Noting that Jamaicans have a high entrepreneurial spirit, Professor Harris said the small business sector is lacking in adequate financial resources, as well as certain basic infrastructure such as water, proper roads and electricity.

“The small business sector should be the main source of investment and innovation, but the sector suffers from adequate financial input,” he said.

Professor Harris noted that progress has been made in this sector, but much more needs to be done if it is to fulfil its potential and drive Jamaica’s engine of growth.

He pointed out that major commercial financial institutions do not lend to the informal commercial sector,while the paperwork required is enormous.

“Large financial companies would rather lend to purchase motor vehicles, instead of providing loans to the informal commercial sector,” he noted.

“The small business sector in Jamaica, if properly nurtured and provided with the necessary resources, could become the growth area that provides sustainable wealth and help to alleviate poverty in Jamaica,” he said.
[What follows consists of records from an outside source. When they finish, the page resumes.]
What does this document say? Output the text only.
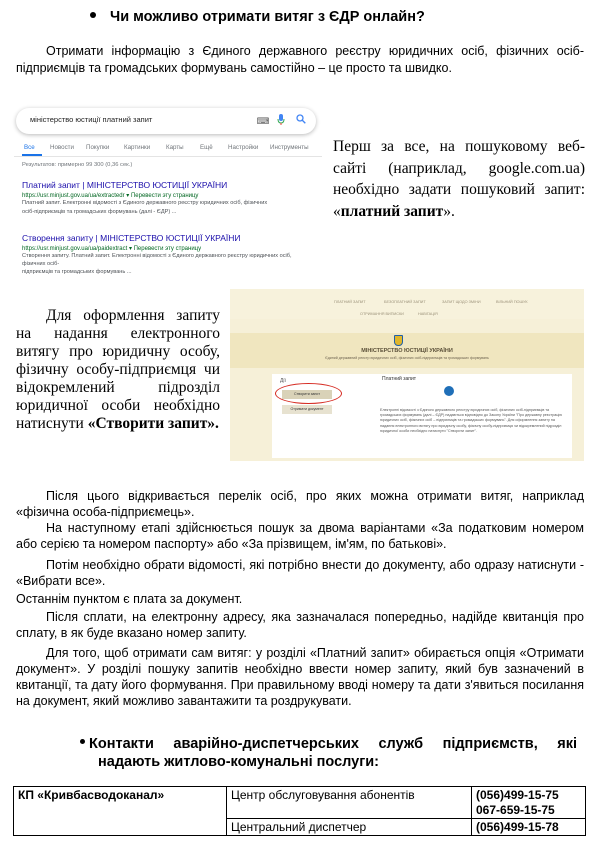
Чи можливо отримати витяг з ЄДР онлайн?
Отримати інформацію з Єдиного державного реєстру юридичних осіб, фізичних осіб-підприємців та громадських формувань самостійно – це просто та швидко.
міністерство юстиції платний запит	⌨
Все Новости Покупки Картинки	Карты	Ещё Настройки Инструменты
Результатов: примерно 99 300 (0,36 сек.)
Платний запит | МІНІСТЕРСТВО ЮСТИЦІЇ УКРАЇНИ
https://usr.minjust.gov.ua/ua/extractedr ▾ Перевести эту страницу
Платний запит. Електронні відомості з Єдиного державного реєстру юридичних осіб, фізичних
осіб-підприємців та громадських формувань (далі - ЄДР) ...
Створення запиту | МІНІСТЕРСТВО ЮСТИЦІЇ УКРАЇНИ
https://usr.minjust.gov.ua/ua/paidextract ▾ Перевести эту страницу
Створення запиту. Платний запит. Електронні відомості з Єдиного державного реєстру юридичних осіб, фізичних осіб-
підприємців та громадських формувань ...
Перш за все, на пошуковому веб-сайті (наприклад, google.com.ua) необхідно задати пошуковий запит: «платний запит».
Для оформлення запиту на надання електронного витягу про юридичну особу, фізичну особу-підприємця чи відокремлений підрозділ юридичної особи необхідно натиснути «Створити запит».
ПЛАТНИЙ ЗАПИТ	БЕЗОПЛАТНИЙ ЗАПИТ	ЗАПИТ ЩОДО ЗМІНИ	ВІЛЬНИЙ ПОШУК
ОТРИМАННЯ ВИПИСКИ	НАВІГАЦІЯ
МІНІСТЕРСТВО ЮСТИЦІЇ УКРАЇНИ
Єдиний державний реєстр юридичних осіб, фізичних осіб-підприємців та громадських формувань
Дії
Створити запит
Отримати документ
Платний запит
Електронні відомості з Єдиного державного реєстру юридичних осіб, фізичних осіб-підприємців та громадських формувань (далі – ЄДР) надаються відповідно до Закону України "Про державну реєстрацію юридичних осіб, фізичних осіб – підприємців та громадських формувань". Для оформлення запиту на надання електронного витягу про юридичну особу, фізичну особу-підприємця чи відокремлений підрозділ юридичної особи необхідно натиснути "Створити запит".
Після цього відкривається перелік осіб, про яких можна отримати витяг, наприклад «фізична особа-підприємець».
На наступному етапі здійснюється пошук за двома варіантами «За податковим номером або серією та номером паспорту» або «За прізвищем, ім'ям, по батькові».
Потім необхідно обрати відомості, які потрібно внести до документу, або одразу натиснути - «Вибрати все».
Останнім пунктом є плата за документ.
Після сплати, на електронну адресу, яка зазначалася попередньо, надійде квитанція про сплату, в як буде вказано номер запиту.
Для того, щоб отримати сам витяг: у розділі «Платний запит» обирається опція «Отримати документ». У розділі пошуку запитів необхідно ввести номер запиту, який був зазначений в квитанції, та дату його формування. При правильному вводі номеру та дати з'явиться посилання на документ, який можливо завантажити та роздрукувати.
Контакти аварійно-диспетчерських служб підприємств, які
надають житлово-комунальні послуги:
КП «Кривбасводоканал»	Центр обслуговування абонентів	(056)499-15-75
067-659-15-75

	Центральний диспетчер	(056)499-15-78
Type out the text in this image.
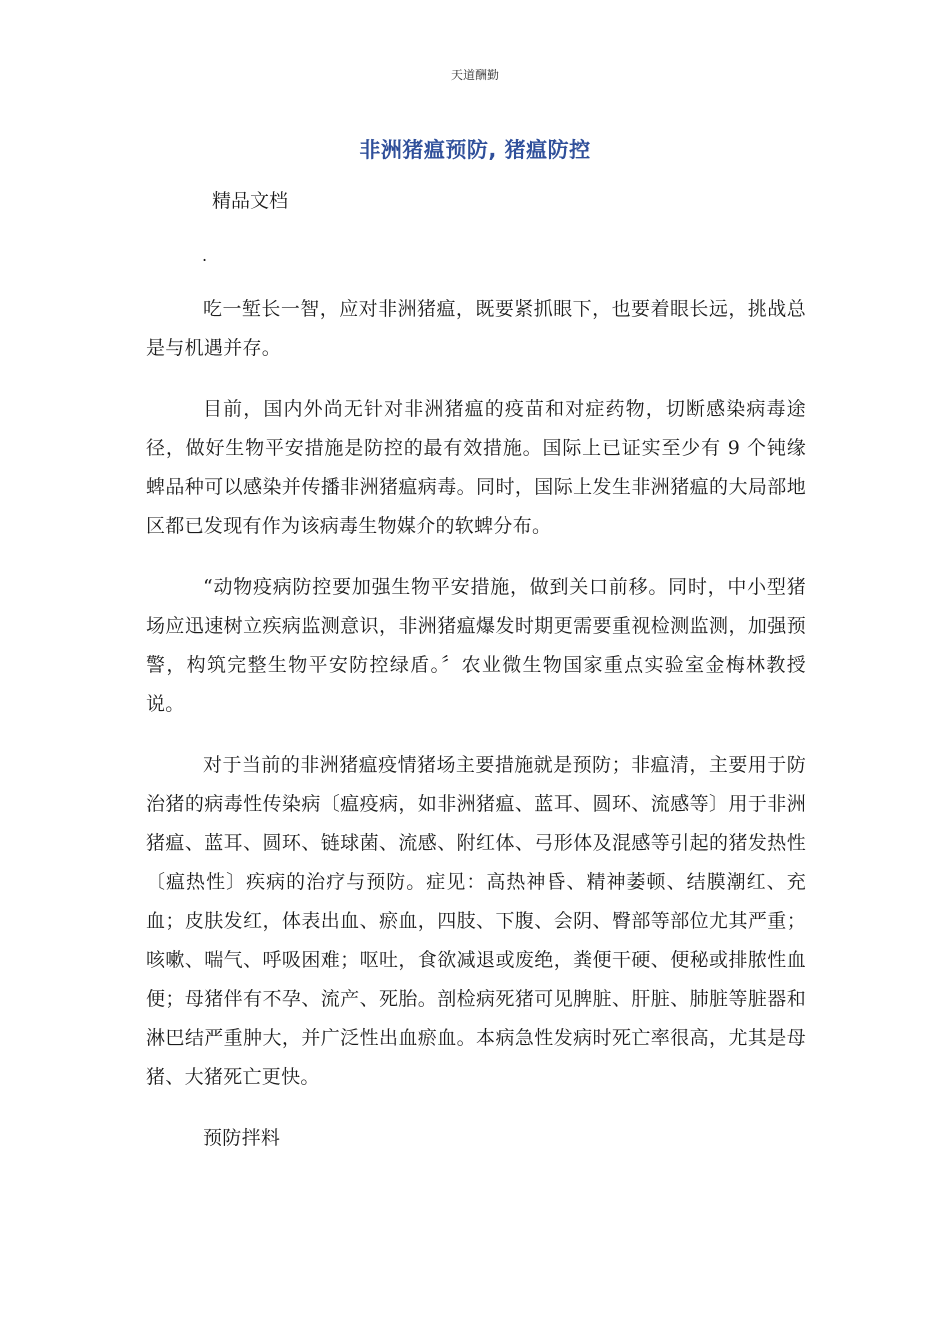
天道酬勤
非洲猪瘟预防, 猪瘟防控
精品文档
.

吃一堑长一智，应对非洲猪瘟，既要紧抓眼下，也要着眼长远，挑战总是与机遇并存。

目前，国内外尚无针对非洲猪瘟的疫苗和对症药物，切断感染病毒途径，做好生物平安措施是防控的最有效措施。国际上已证实至少有 9 个钝缘蜱品种可以感染并传播非洲猪瘟病毒。同时，国际上发生非洲猪瘟的大局部地区都已发现有作为该病毒生物媒介的软蜱分布。

“动物疫病防控要加强生物平安措施，做到关口前移。同时，中小型猪场应迅速树立疾病监测意识，非洲猪瘟爆发时期更需要重视检测监测，加强预警，构筑完整生物平安防控绿盾。〞农业微生物国家重点实验室金梅林教授说。

对于当前的非洲猪瘟疫情猪场主要措施就是预防；非瘟清，主要用于防治猪的病毒性传染病〔瘟疫病，如非洲猪瘟、蓝耳、圆环、流感等〕用于非洲猪瘟、蓝耳、圆环、链球菌、流感、附红体、弓形体及混感等引起的猪发热性〔瘟热性〕疾病的治疗与预防。症见：高热神昏、精神萎顿、结膜潮红、充血；皮肤发红，体表出血、瘀血，四肢、下腹、会阴、臀部等部位尤其严重；咳嗽、喘气、呼吸困难；呕吐，食欲减退或废绝，粪便干硬、便秘或排脓性血便；母猪伴有不孕、流产、死胎。剖检病死猪可见脾脏、肝脏、肺脏等脏器和淋巴结严重肿大，并广泛性出血瘀血。本病急性发病时死亡率很高，尤其是母猪、大猪死亡更快。

预防拌料
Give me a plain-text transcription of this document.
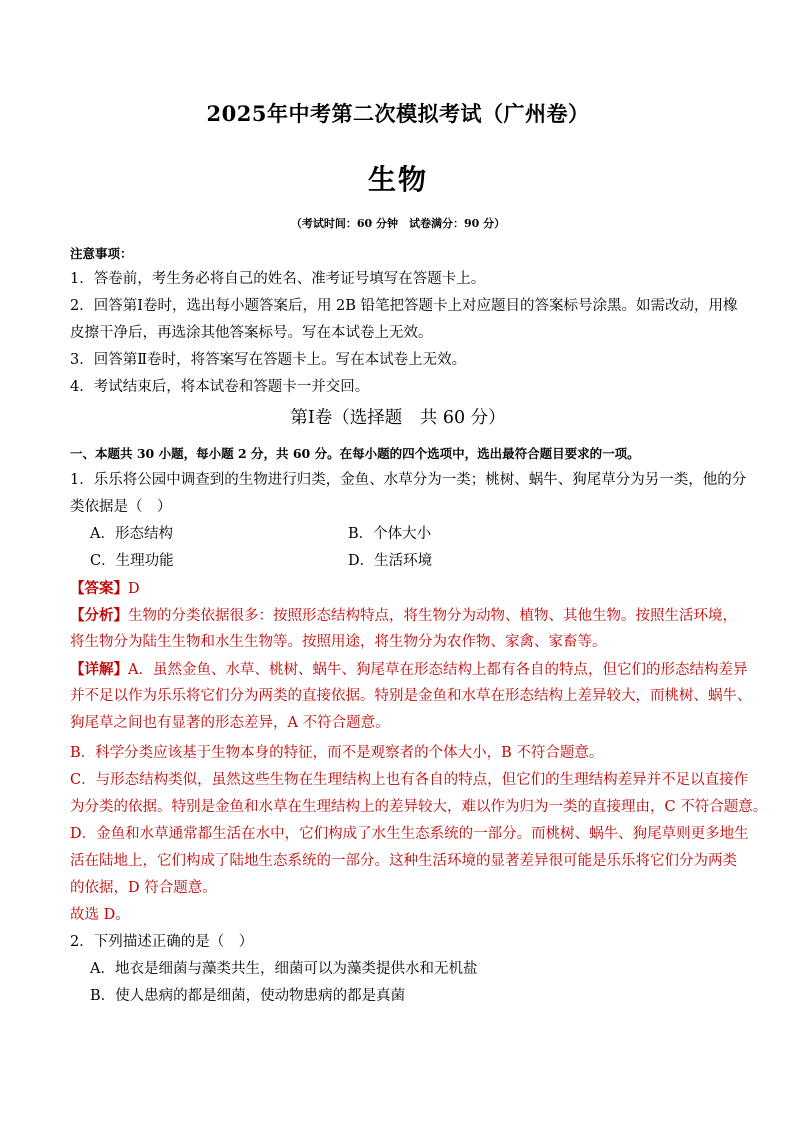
2025年中考第二次模拟考试（广州卷）
生物
（考试时间：60 分钟　试卷满分：90 分）
注意事项：
1．答卷前，考生务必将自己的姓名、准考证号填写在答题卡上。
2．回答第Ⅰ卷时，选出每小题答案后，用 2B 铅笔把答题卡上对应题目的答案标号涂黑。如需改动，用橡
皮擦干净后，再选涂其他答案标号。写在本试卷上无效。
3．回答第Ⅱ卷时，将答案写在答题卡上。写在本试卷上无效。
4．考试结束后，将本试卷和答题卡一并交回。
第Ⅰ卷（选择题　共 60 分）
一、本题共 30 小题，每小题 2 分，共 60 分。在每小题的四个选项中，选出最符合题目要求的一项。
1．乐乐将公园中调查到的生物进行归类，金鱼、水草分为一类；桃树、蜗牛、狗尾草分为另一类，他的分
类依据是（　）
A．形态结构	B．个体大小
C．生理功能	D．生活环境
【答案】D
【分析】生物的分类依据很多：按照形态结构特点，将生物分为动物、植物、其他生物。按照生活环境，
将生物分为陆生生物和水生生物等。按照用途，将生物分为农作物、家禽、家畜等。
【详解】A．虽然金鱼、水草、桃树、蜗牛、狗尾草在形态结构上都有各自的特点，但它们的形态结构差异
并不足以作为乐乐将它们分为两类的直接依据。特别是金鱼和水草在形态结构上差异较大，而桃树、蜗牛、
狗尾草之间也有显著的形态差异，A 不符合题意。
B．科学分类应该基于生物本身的特征，而不是观察者的个体大小，B 不符合题意。
C．与形态结构类似，虽然这些生物在生理结构上也有各自的特点，但它们的生理结构差异并不足以直接作
为分类的依据。特别是金鱼和水草在生理结构上的差异较大，难以作为归为一类的直接理由，C 不符合题意。
D．金鱼和水草通常都生活在水中，它们构成了水生生态系统的一部分。而桃树、蜗牛、狗尾草则更多地生
活在陆地上，它们构成了陆地生态系统的一部分。这种生活环境的显著差异很可能是乐乐将它们分为两类
的依据，D 符合题意。
故选 D。
2．下列描述正确的是（　）
A．地衣是细菌与藻类共生，细菌可以为藻类提供水和无机盐
B．使人患病的都是细菌，使动物患病的都是真菌
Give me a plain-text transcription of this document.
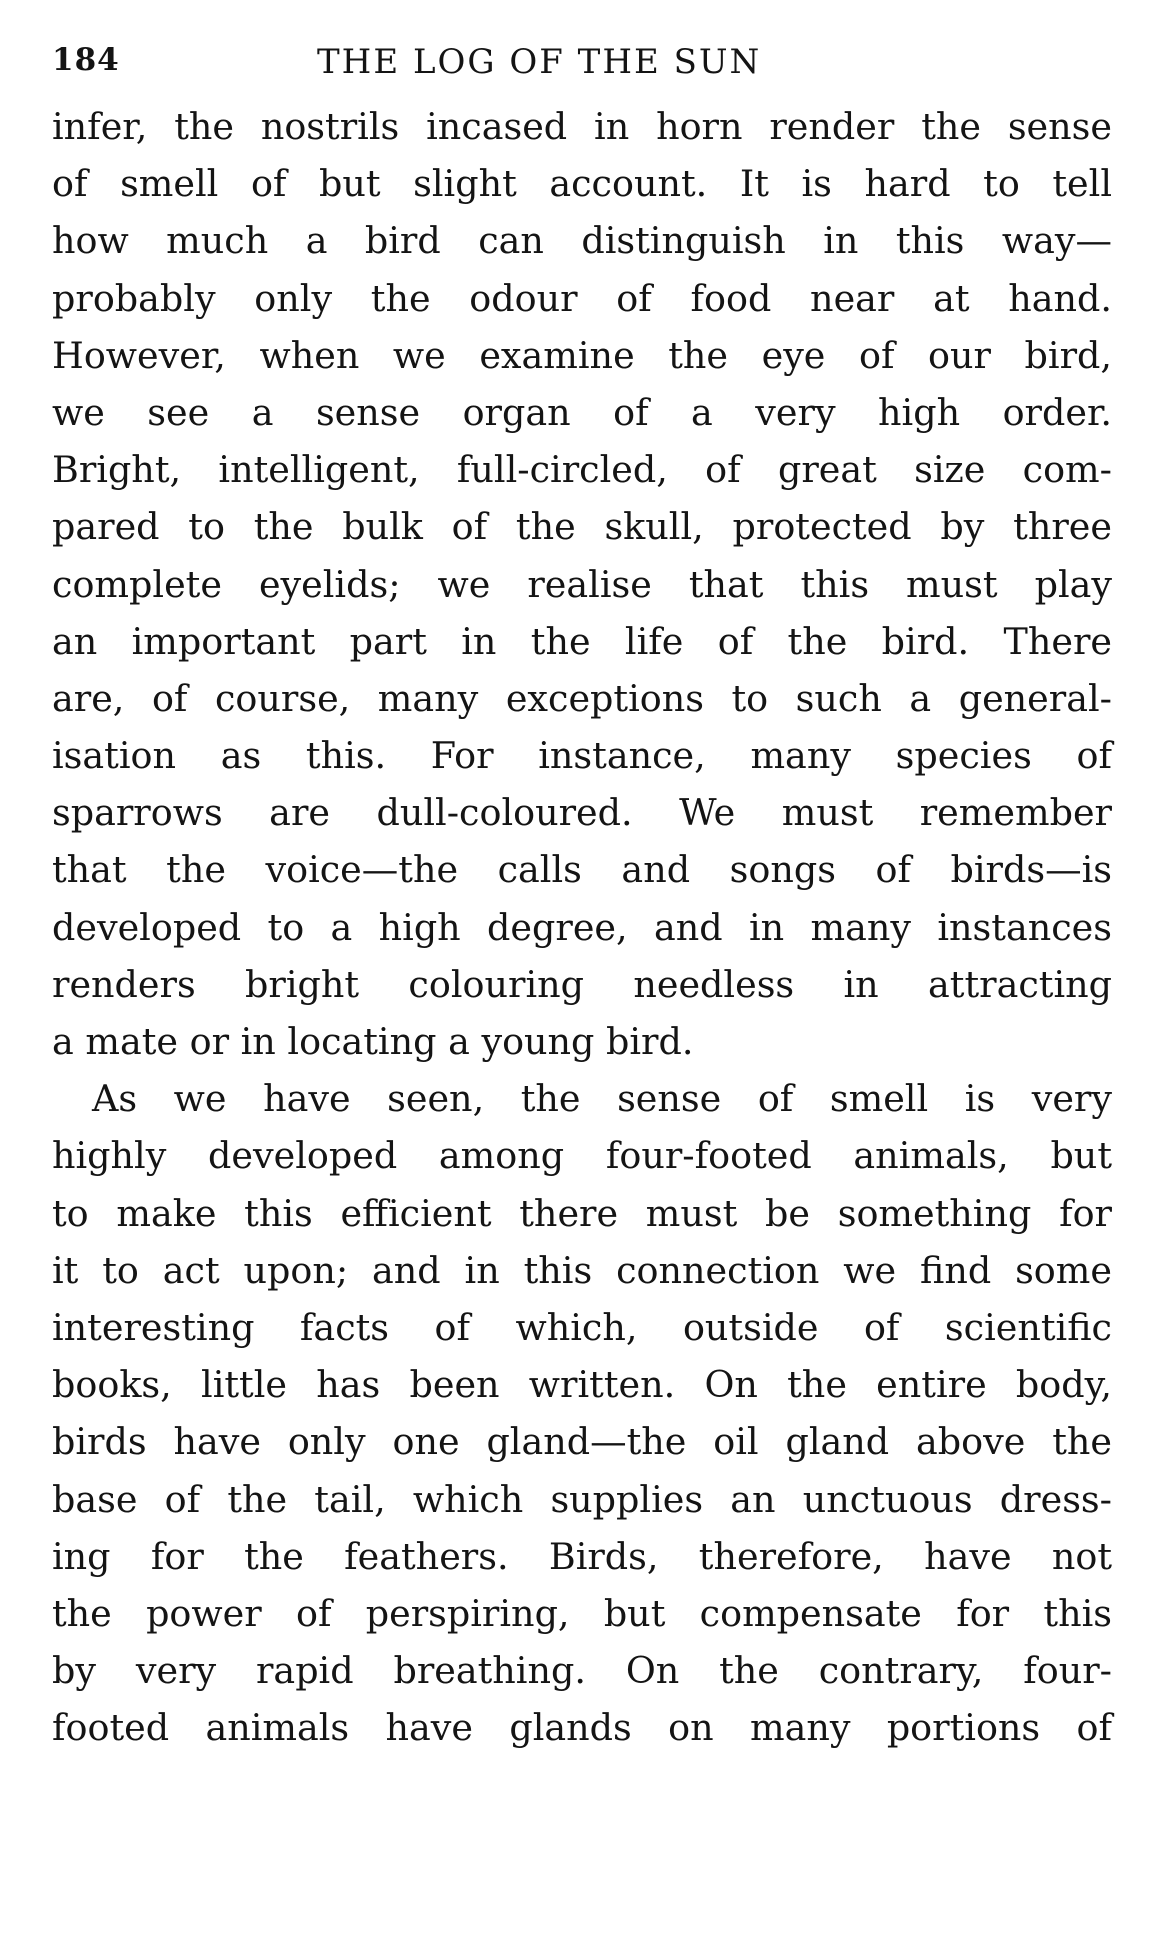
184	THE LOG OF THE SUN
infer, the nostrils incased in horn render the sense
of smell of but slight account. It is hard to tell
how much a bird can distinguish in this way—
probably only the odour of food near at hand.
However, when we examine the eye of our bird,
we see a sense organ of a very high order.
Bright, intelligent, full-circled, of great size com-
pared to the bulk of the skull, protected by three
complete eyelids; we realise that this must play
an important part in the life of the bird. There
are, of course, many exceptions to such a general-
isation as this. For instance, many species of
sparrows are dull-coloured. We must remember
that the voice—the calls and songs of birds—is
developed to a high degree, and in many instances
renders bright colouring needless in attracting
a mate or in locating a young bird.
As we have seen, the sense of smell is very
highly developed among four-footed animals, but
to make this efficient there must be something for
it to act upon; and in this connection we find some
interesting facts of which, outside of scientific
books, little has been written. On the entire body,
birds have only one gland—the oil gland above the
base of the tail, which supplies an unctuous dress-
ing for the feathers. Birds, therefore, have not
the power of perspiring, but compensate for this
by very rapid breathing. On the contrary, four-
footed animals have glands on many portions of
He further pointed out that debt is a major issue for the small business sector.

Professor Harris opined that while significant improvements have been made in the small business debt situation, the burden is still very onerous on the sector.

“There needs to be a focus on structural changes to small business, so as to unlock financial flow to the sector,” he said.

He bemoaned the fact that the required government management systems and structures needed for the sector is lacking.

“Small businesses should be able to call on such expertise to assist them in innovation and technology,” he said.

Professor Harris was recently presented with Jamaica’s third-highest national honour, the Order of Merit, at a function held at the Embassy of Jamaican in Washington, DC.

Professor Harris, who is the father of US Vice-President Kamala Harris, and who has advised Jamaican governments on economic matters, also called for a reordering of the country’s educational system.

He suggested that the system should be geared towards creating the necessary skills needed for growth and development.

Using Taiwan as an example, Professor Harris spoke of the need to develop an educational system that will allow the economy to flourish.

When the interview turned to his daughter, Vice-President Harris declined to engage on the subject.